A park along the Kurihama seashore in Kanagawa is the place where Commodore Matthew C. Perry of the U.S. Navy first set foot on land here in Japan. The park was built to commemorate Perry’s landing. There is a stone monument and a small museum exhibiting artifacts related to Perry’s fleet of ships.
Command to open diplomatic relations with Japan
It was a little before 8 in the morning on July 14,1853 when two huge black vessels anchored within effective range of cannon fire off Kurihama’s shore. One and a half years before, Perry had received a command to press Japan to open her doors for trade. He gathered all the information he could find about Japan and the Japanese, and always had a few key books close at hand, including Engelbert Kaempfer's History of Japan . He read them over and over again quite thoroughly. Still more, he bought navigational charts from the Netherlands for a huge sum of money. He then carried out meticulous preparations and planned his best strategy for the mission.
Perry Park is the place where Perry accomplished his first important step. A big stone monument erected to the memory of Perry’s first landing, stands in the middle of the park. On this stone, details of Perry’s landing are inscribed both in Japanese and English. And there is a little museum in the corner of the grounds. It displays historical records related to the coming of Perry’s fleet, a Perry letter to his daughter, several paintings showing warships and crew members, and so on. A three-dimensional model of the Perry’s famous “black ships" will expand your imagination and bring you closer to that exciting historical moment.

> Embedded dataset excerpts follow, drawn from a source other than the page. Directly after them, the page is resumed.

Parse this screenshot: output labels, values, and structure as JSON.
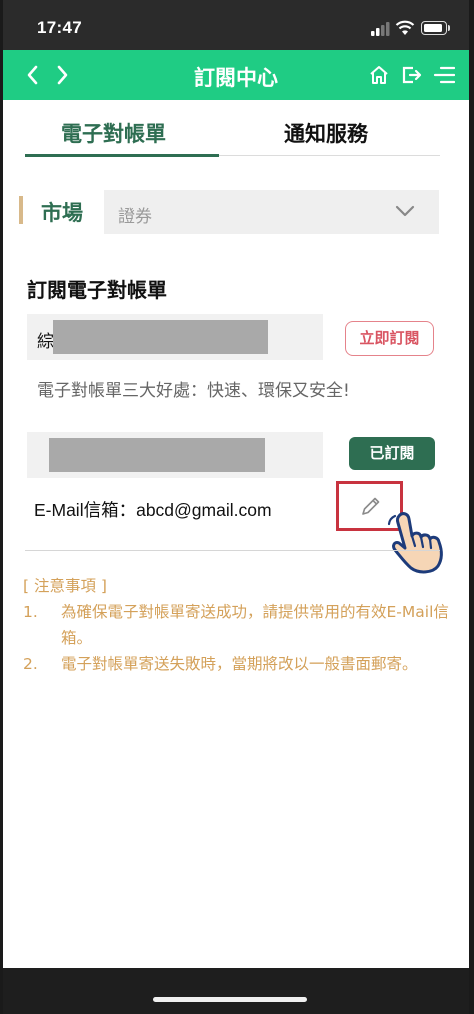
{
  "status_bar": {
    "time": "17:47"
  },
  "header": {
    "title": "訂閱中心",
    "back_icon": "chevron-left-icon",
    "forward_icon": "chevron-right-icon",
    "home_icon": "home-icon",
    "logout_icon": "logout-icon",
    "menu_icon": "menu-icon",
    "color": "#1fcc84"
  },
  "tabs": [
    {
      "label": "電子對帳單",
      "active": true
    },
    {
      "label": "通知服務",
      "active": false
    }
  ],
  "market": {
    "label": "市場",
    "selected": "證券"
  },
  "section_title": "訂閱電子對帳單",
  "accounts": [
    {
      "prefix": "綜",
      "button_label": "立即訂閱"
    },
    {
      "prefix": "",
      "button_label": "已訂閱"
    }
  ],
  "benefit_text": "電子對帳單三大好處：快速、環保又安全!",
  "email_line": "E-Mail信箱：abcd@gmail.com",
  "notes": {
    "heading": "[ 注意事項 ]",
    "items": [
      {
        "num": "1.",
        "text": "為確保電子對帳單寄送成功，請提供常用的有效E-Mail信箱。"
      },
      {
        "num": "2.",
        "text": "電子對帳單寄送失敗時，當期將改以一般書面郵寄。"
      }
    ]
  },
  "colors": {
    "accent": "#2e6e52",
    "note": "#d4a15a",
    "danger": "#d95562"
  }
}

After anchoring, Perry and 300 of his officers, sailors and soldiers landed. 30 minutes later, he returned to his warship, having successfully handed over to Japan (who had refused any outside attempts at diplomacy for 200+ years) an official letter from U.S. President Millard Fillmore.

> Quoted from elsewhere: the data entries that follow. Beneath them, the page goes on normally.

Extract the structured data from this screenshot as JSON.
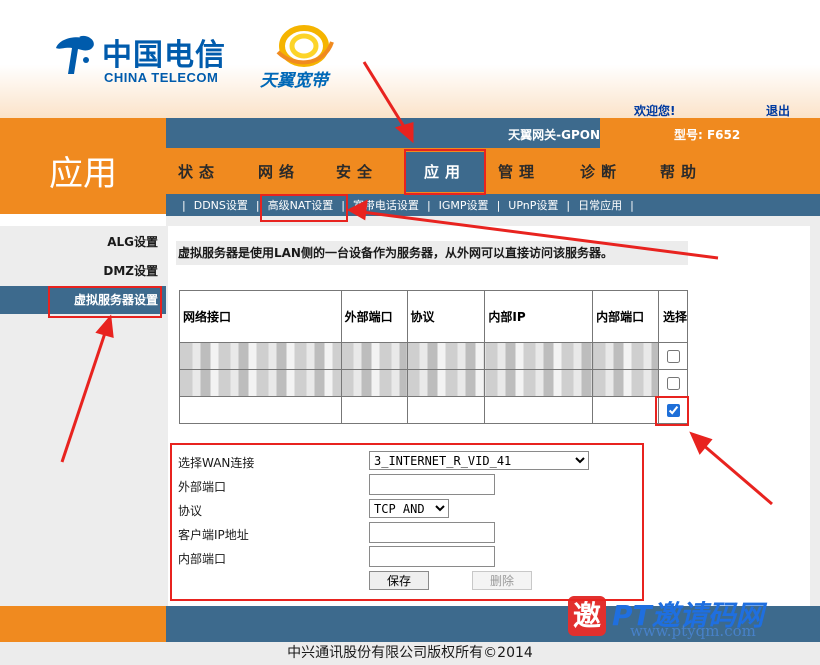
{
  "header": {
    "brand_cn": "中国电信",
    "brand_en": "CHINA TELECOM",
    "sub_brand": "天翼宽带",
    "welcome": "欢迎您!",
    "logout": "退出",
    "brand_color": "#005bac"
  },
  "app_title": "应用",
  "gateway_title": "天翼网关-GPON",
  "model": "型号: F652",
  "nav": {
    "tabs": [
      {
        "label": "状态"
      },
      {
        "label": "网络"
      },
      {
        "label": "安全"
      },
      {
        "label": "应用",
        "active": true
      },
      {
        "label": "管理"
      },
      {
        "label": "诊断"
      },
      {
        "label": "帮助"
      }
    ]
  },
  "subnav": {
    "items": [
      {
        "label": "DDNS设置"
      },
      {
        "label": "高级NAT设置",
        "active": true
      },
      {
        "label": "宽带电话设置"
      },
      {
        "label": "IGMP设置"
      },
      {
        "label": "UPnP设置"
      },
      {
        "label": "日常应用"
      }
    ]
  },
  "sidebar": {
    "items": [
      {
        "label": "ALG设置"
      },
      {
        "label": "DMZ设置"
      },
      {
        "label": "虚拟服务器设置",
        "active": true
      }
    ]
  },
  "description": "虚拟服务器是使用LAN侧的一台设备作为服务器，从外网可以直接访问该服务器。",
  "table": {
    "headers": [
      "网络接口",
      "外部端口",
      "协议",
      "内部IP",
      "内部端口",
      "选择"
    ],
    "rows": [
      {
        "checked": false,
        "redacted": true
      },
      {
        "checked": false,
        "redacted": true
      },
      {
        "checked": true,
        "redacted": false
      }
    ]
  },
  "form": {
    "wan_label": "选择WAN连接",
    "wan_value": "3_INTERNET_R_VID_41",
    "ext_port_label": "外部端口",
    "ext_port_value": "",
    "protocol_label": "协议",
    "protocol_value": "TCP AND",
    "client_ip_label": "客户端IP地址",
    "client_ip_value": "",
    "int_port_label": "内部端口",
    "int_port_value": "",
    "save_label": "保存",
    "delete_label": "删除"
  },
  "footer": "中兴通讯股份有限公司版权所有©2014",
  "watermark": {
    "seal": "邀",
    "name": "PT邀请码网",
    "url": "www.ptyqm.com"
  },
  "colors": {
    "orange": "#f08a1f",
    "steel_blue": "#3d6a8d",
    "annotation_red": "#e8231f"
  }
}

The following year, at 3 p.m. on February 13th 1854, Perry anchored offshore once again. He had come back to Japan to receive an official response from the Tokugawa Shogunate. He pushed the Shogunate to have the important meeting near Edo, but Japan insisted on holding it near Kamakura or Uraga. Japan wanted to keep Perry’s fleet at a distance. The negotiation over the location of the meeting had come to a standstill. After tense backdoor discussions continued for one month, Japan finally consented to holding a diplomatic meeting at Yokohama (closer to Edo than Kamakura and Uraga).

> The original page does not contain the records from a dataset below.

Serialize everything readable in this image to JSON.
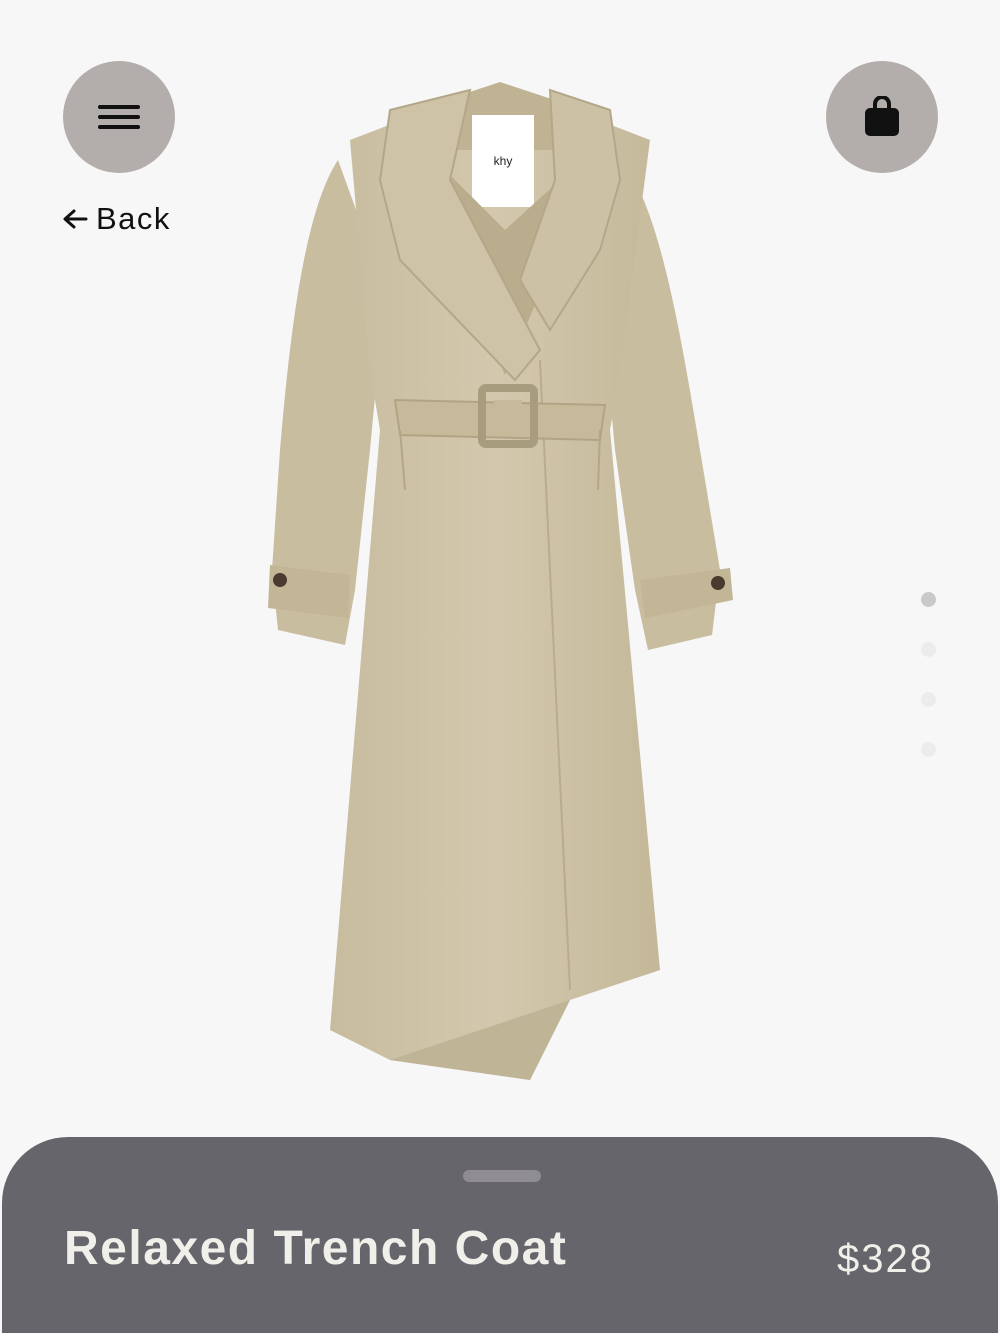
{
  "header": {
    "back_label": "Back",
    "menu_icon": "hamburger-menu-icon",
    "bag_icon": "shopping-bag-icon"
  },
  "product": {
    "title": "Relaxed Trench Coat",
    "price": "$328",
    "label_text": "khy",
    "color": "#cdc1a6"
  },
  "carousel": {
    "total_images": 4,
    "active_index": 0
  },
  "colors": {
    "background": "#f7f7f8",
    "button_bg": "#b3aeac",
    "sheet_bg": "#67656c",
    "sheet_text": "#f1efe9"
  }
}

Conclusion of the treaty made near a camphor tree in Yokohama
Perry and 500 of his staff landed in Yokohama to conclude the Treaty between the USA and the Empire of Japan in March, 1854. William Heine, a German-American painter who accompanied Perry drew the scene of the decisive moment. In the picture you can see a big tree on the right. It is a camphor tree that survived fires, WWII, and the great Kanto earthquake, and which now stands in the courtyard of the Yokohama Archives of History. This camphor was witness to all these important historical scenes. Only the tree knows how Perry sat at the table, talked with people, and smiled during the meeting!
The Yokohama Archives of History has a lot of documents and reports from before and after Japan’s national seclusion. It is a quick two-minute walk from Nihon-odori Station of the Minato-mirai Subway Line’s Exit 3.
Since Perry came on shore at Kurihama in 1853, the history of Japan suddenly and forever changed. Perry Park is the starting point where modern day Japan was born.